Session 36Poster Presentations Accessory Genes Session Day and Time: Tuesday 1:30 - 3:30 pm Room: Hall D
213 Activation of the ATR-initiated DNA Damage Signaling Pathway by HIV-1 Vpr V. Planelles1, S. Murala1, J. Walker1, M. Roshal*2 1Univ of Utah Sch of Med, Salt Lake City and 2Univ of Rochester, NY
Background: The human immunodeficiency virus type-1 (HIV-1) encodes four accessory genes (vpr, vpu, vif, and nef) that regulate various aspects of the host cell biology. Vpr encodes a 96-amino acid protein (Vpr) that causes cell cycle arrest in G2 and apoptosis in the infected lymphocytes. Several studies have indicated that the effects of Vpr on the cell are similar to the effects of genotoxic drugs and other DNA damaging agents, such as radiation. In the present study, we examine a recently identified DNA damage-signaling protein (the ATM- and Rad3-related protein, ATR) for its potential role in the induction of G2 arrest by Vpr. ATR is a serine-threonine kinase that becomes activated in response to DNA damage. Activation of ATR typically results in direct phosphorylation of its target, the Chk1 kinase, and inactivation of Cdc-2, leading to G2 arrest.
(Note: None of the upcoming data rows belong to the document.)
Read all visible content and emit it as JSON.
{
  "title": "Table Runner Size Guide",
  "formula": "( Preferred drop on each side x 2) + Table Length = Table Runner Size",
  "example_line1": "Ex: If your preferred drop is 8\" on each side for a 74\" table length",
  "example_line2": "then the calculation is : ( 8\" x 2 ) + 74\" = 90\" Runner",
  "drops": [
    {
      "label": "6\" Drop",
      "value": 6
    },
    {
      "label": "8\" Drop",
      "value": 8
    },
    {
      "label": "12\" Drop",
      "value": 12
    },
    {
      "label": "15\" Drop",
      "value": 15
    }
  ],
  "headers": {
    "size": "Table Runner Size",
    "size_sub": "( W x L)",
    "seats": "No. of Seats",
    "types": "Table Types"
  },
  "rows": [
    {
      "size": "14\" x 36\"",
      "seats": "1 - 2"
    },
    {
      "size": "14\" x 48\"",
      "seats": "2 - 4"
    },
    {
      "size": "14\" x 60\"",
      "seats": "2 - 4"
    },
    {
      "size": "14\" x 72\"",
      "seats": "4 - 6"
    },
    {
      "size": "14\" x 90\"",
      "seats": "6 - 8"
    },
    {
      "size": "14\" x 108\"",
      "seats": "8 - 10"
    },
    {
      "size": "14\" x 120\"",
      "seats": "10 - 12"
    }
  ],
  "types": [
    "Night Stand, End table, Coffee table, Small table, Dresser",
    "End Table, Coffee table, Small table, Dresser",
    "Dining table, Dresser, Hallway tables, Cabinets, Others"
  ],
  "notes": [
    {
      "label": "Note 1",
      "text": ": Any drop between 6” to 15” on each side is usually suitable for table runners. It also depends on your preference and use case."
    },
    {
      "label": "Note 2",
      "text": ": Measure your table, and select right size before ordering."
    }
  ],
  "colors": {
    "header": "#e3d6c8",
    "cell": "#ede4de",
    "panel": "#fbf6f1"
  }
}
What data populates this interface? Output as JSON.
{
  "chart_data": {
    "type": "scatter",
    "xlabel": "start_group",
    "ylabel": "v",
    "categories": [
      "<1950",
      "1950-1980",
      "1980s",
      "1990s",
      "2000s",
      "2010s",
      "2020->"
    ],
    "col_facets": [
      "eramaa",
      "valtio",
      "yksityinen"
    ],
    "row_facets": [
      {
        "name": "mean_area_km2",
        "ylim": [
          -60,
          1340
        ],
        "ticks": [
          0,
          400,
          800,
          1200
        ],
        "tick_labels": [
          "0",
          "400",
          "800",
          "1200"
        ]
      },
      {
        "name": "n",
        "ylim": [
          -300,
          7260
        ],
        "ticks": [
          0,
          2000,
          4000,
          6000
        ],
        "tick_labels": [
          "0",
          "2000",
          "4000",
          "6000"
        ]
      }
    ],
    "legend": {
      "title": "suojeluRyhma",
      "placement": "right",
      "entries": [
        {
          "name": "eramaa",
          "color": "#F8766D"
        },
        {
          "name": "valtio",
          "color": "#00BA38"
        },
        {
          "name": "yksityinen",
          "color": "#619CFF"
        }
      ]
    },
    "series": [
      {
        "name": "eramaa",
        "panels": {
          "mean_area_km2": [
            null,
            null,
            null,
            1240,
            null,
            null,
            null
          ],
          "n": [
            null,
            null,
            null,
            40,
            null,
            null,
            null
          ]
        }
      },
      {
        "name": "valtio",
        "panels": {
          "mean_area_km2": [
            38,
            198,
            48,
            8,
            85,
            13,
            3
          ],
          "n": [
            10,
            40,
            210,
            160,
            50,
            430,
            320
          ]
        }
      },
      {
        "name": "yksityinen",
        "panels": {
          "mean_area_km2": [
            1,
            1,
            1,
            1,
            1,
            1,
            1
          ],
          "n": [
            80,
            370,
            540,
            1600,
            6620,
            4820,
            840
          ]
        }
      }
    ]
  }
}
Methods: The potential role of ATR in the induction of G2 arrest by Vpr was tested by several independent methods: phosphorylation of Chk1, a downstream target of ATR; inhibition of Vpr function with a dominant-negative ATR mutant; and knockdown of ATR via RNA interference.
Results: Expression of dominant-negative ATR or disruption of ATR using RNA interference blocked the ability of Vpr to induced G2 arrest. The activation of ATR by Vpr was concomitant with phosphorylation of it downstream target, Chk1. In addition, blocking Chk1 function with a specific Chk1 inhibitor, UCN-01, also blocked Vpr function.
Conclusions: Our observations are consistent with our hypothesis that the Vpr-induced cell cycle arrest involves a DNA damage-signaling pathway. More specifically, we demonstrate that the ATR-initiated pathway is active in Vpr-expressing cells. These observations have important ramifications in the areas of HIV pathogenesis since they provide mechanistic explanations for the cytostatic properties of HIV-1 Vpr.